Volvemos a Labros, donde se suben las empinadas callejas hasta la eminente iglesia, bien restaurada hace pocos años, en la que aparece, hoy bajo atrio cubierto, la portada románica de simples y elegantes líneas, en la que destacan sus capiteles (solo quedan 3 de los 4 que tuvo, porque uno de ellos lo robaron hace poco tiempo) con un encestado silense de gran detalle, o animales y figuras de retórica enseñanza.

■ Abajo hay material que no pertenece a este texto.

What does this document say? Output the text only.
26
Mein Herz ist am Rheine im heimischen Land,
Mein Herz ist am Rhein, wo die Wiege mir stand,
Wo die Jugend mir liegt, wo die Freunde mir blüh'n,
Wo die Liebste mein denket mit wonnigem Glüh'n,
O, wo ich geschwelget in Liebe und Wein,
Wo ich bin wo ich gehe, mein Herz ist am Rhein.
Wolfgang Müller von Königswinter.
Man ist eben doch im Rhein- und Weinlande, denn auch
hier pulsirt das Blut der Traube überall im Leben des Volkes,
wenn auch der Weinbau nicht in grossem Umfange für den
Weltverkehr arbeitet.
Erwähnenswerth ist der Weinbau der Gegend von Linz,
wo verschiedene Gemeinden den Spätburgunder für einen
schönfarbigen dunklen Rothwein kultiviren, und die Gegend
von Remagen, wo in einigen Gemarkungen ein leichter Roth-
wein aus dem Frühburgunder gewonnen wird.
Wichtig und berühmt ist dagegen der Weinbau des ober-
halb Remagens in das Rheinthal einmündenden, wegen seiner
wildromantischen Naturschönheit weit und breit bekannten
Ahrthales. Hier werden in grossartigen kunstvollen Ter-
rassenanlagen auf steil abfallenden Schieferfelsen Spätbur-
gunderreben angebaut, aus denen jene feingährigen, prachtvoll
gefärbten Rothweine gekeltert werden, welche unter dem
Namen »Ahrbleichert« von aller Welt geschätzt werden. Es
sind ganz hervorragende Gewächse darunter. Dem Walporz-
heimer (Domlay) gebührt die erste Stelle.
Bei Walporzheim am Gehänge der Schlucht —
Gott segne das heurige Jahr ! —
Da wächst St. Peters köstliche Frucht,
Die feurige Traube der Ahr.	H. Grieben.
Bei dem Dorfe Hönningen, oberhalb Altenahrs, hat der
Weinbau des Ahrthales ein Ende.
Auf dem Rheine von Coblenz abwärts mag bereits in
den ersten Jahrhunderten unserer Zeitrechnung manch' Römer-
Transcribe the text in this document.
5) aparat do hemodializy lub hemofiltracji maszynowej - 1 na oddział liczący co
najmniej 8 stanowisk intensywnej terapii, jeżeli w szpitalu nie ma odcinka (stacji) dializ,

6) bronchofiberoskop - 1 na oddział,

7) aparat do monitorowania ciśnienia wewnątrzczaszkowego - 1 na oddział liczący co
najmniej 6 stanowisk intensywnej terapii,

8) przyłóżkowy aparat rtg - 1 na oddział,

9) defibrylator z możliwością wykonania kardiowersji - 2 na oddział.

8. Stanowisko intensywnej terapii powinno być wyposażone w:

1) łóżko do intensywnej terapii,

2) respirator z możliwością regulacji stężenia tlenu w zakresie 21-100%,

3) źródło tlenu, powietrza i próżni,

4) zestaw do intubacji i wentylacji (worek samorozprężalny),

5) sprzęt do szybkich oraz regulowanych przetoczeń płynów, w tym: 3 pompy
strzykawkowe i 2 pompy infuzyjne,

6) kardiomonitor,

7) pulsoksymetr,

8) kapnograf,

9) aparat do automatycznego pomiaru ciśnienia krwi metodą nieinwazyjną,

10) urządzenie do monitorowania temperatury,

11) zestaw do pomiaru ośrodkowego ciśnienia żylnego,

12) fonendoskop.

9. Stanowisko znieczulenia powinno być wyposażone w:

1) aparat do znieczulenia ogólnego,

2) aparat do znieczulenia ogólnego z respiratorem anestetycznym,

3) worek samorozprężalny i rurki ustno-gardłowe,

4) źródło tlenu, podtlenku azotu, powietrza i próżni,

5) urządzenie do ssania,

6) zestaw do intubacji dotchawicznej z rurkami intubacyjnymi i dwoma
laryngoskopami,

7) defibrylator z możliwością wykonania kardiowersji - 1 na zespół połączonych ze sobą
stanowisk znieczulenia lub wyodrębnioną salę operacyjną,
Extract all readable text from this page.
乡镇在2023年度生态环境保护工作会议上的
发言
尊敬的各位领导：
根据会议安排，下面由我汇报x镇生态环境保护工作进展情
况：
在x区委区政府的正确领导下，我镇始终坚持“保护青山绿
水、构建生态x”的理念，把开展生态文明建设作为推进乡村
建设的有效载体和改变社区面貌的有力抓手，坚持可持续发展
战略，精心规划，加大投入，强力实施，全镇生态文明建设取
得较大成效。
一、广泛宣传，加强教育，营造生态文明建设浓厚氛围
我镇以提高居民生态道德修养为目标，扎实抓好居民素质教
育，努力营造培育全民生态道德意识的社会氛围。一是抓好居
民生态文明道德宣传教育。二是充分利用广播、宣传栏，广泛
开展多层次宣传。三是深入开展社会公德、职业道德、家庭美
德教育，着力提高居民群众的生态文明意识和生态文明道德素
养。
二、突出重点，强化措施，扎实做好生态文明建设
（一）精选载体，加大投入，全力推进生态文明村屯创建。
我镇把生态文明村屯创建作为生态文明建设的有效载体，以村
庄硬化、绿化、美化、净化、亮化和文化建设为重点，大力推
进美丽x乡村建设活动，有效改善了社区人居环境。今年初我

Hay que seguir por otras sesmas y caminos del Señorío para ver detalles, a veces mínimos, pero siempre encantadores, del románico rural. En la  ermita de la Carrasca (un par de kilómetros a levante de Castellar de la Muela, por camino cómodo) son las puras líneas de un románico simplicísimo las que nos asombran, y en Chilluentes se vieron hasta hace poco, pues algún amigo de lo ajeno se los llevó, unos interesantes grabados geométricos sobre las jambas de su ventana absidial.

Cerca de la capital, en dirección al Alto Tajo, aparece Teroleja, con una portada de su templo que tiene los elementos del románico en sus arcos decorados con bolas. En esta, como en todas las anteriores, sorprende la sencillez y rotundidad de su arquitectura, con vanos  semicirculares moldurados de baquetones repetidos en los que  suelen aparecer como decoración única puntas de diamante y al­gunos capiteles con elementos zoomorfos muy rudimentarios.

Acabar en el monasterio cisterciense de Buenafuente

Según se va llegando al Señorío, si desde el ducado de Medinaceli se viene, o desde el alto Tajo, y según se va saliendo, si por Mazarete hacia Cifuentes nos vamos, el viajero más que encontrar ha de ir a buscar uno de los más espléndidos conjuntos del románico en esta tierra: el monasterio de la Buenafuente del Sistal y su iglesia impresionante. Construida en el siglo XII por caba­lleros y monjes franceses, muestra su interior realizado totalmente en piedra de sillería, compuesto de una sola nave  adornada de arcos de refuerzo apuntados, y con un ábside plano en el que lucen bellas ventanas, más sendas portaladas de ingreso, a los pies del templo, con arcos semicirculares, finos haces de columnillas, capiteles de temas vegetales y metopas de lo mismo.

Es, en definitiva, un estilo medieval que en Molina evoca sus  primeros tiempos de repoblación, y que ofrece pocos pero muy interesantes elementos que bien pueden justificar una «ruta del románico» a través del país molinés.